A veces tengo miedo de lo que el tiempo me roba, pero más le temo a lo que cambia.
Sus dedos flacos enturbian mis recuerdos, cambian las cosas de lugar, abren cajones, descorren pestillos. Pasan los años y ya no sé si ese cuadro de edificios torcidos lo colgué yo en esa pared o si estuvo ahí desde el principio. No importa con cuánto cuidado apoye mis pies exactamente en las mismas huellas que dejé; cuando desando el camino, siempre hay algo que destruyo y que se regenera, con colores más vivos, diferentes a los originales.
¿Fue realmente crueldad ese gesto que no puedo olvidar? ¿O se ha vuelto crueldad de tanto imaginarlo? Me envuelve el aroma a diésel quemado y cigarrillo en la camisa de mi padre, el ulular de los pájaros en la tarde sofocante y veraniega de mi pueblito natal.
¿No será que he decorado en demasía este palacio de recuerdos, que he reemplazado todo por versiones afectadas… maquilladas?

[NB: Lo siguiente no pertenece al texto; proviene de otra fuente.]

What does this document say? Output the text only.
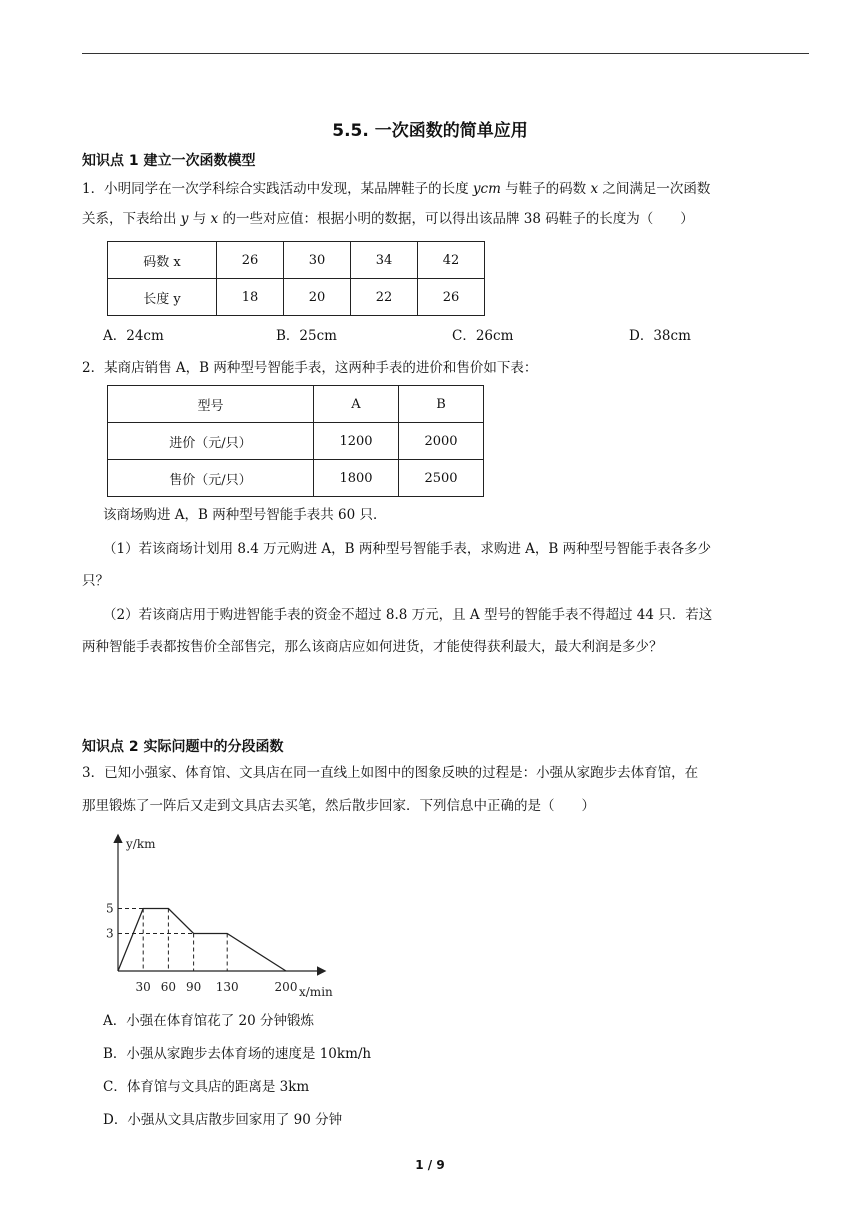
5.5. 一次函数的简单应用
知识点 1 建立一次函数模型
1．小明同学在一次学科综合实践活动中发现，某品牌鞋子的长度 ycm 与鞋子的码数 x 之间满足一次函数
关系，下表给出 y 与 x 的一些对应值：根据小明的数据，可以得出该品牌 38 码鞋子的长度为（　　）
码数 x	26	30	34	42
长度 y	18	20	22	26
A．24cm	B．25cm	C．26cm	D．38cm
2．某商店销售 A，B 两种型号智能手表，这两种手表的进价和售价如下表：
型号	A	B
进价（元/只）	1200	2000
售价（元/只）	1800	2500
该商场购进 A，B 两种型号智能手表共 60 只．
（1）若该商场计划用 8.4 万元购进 A，B 两种型号智能手表，求购进 A，B 两种型号智能手表各多少
只？
（2）若该商店用于购进智能手表的资金不超过 8.8 万元，且 A 型号的智能手表不得超过 44 只．若这
两种智能手表都按售价全部售完，那么该商店应如何进货，才能使得获利最大，最大利润是多少？
知识点 2 实际问题中的分段函数
3．已知小强家、体育馆、文具店在同一直线上如图中的图象反映的过程是：小强从家跑步去体育馆，在
那里锻炼了一阵后又走到文具店去买笔，然后散步回家．下列信息中正确的是（　　）
y/km
x/min
3
5
30 60 90 130	200
A．小强在体育馆花了 20 分钟锻炼
B．小强从家跑步去体育场的速度是 10km/h
C．体育馆与文具店的距离是 3km
D．小强从文具店散步回家用了 90 分钟
1 / 9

Quiero gritarle al tiempo que me deje volver, una hora. Que puede elegir entre mis recuerdos entrañables. Que me mastique y me escupa en alguna tarde donde mi pecho se inflamaba de amor, donde la luz colándose entre las copas de los árboles se me antojaba sublime, donde las lágrimas quemaban al resbalar por mi rostro.
El tiempo sonríe, pero su sonrisa es una mueca oscura e insondable. Arrastra los pies por las habitaciones de mi memoria y, con desgano, cambia un florero de lugar, empuja una silla, abre una ventana. El viento avasallador llena de hojas una estancia que yo recordaba repleta de sol. Ahora está sucio ese momento que atesoré.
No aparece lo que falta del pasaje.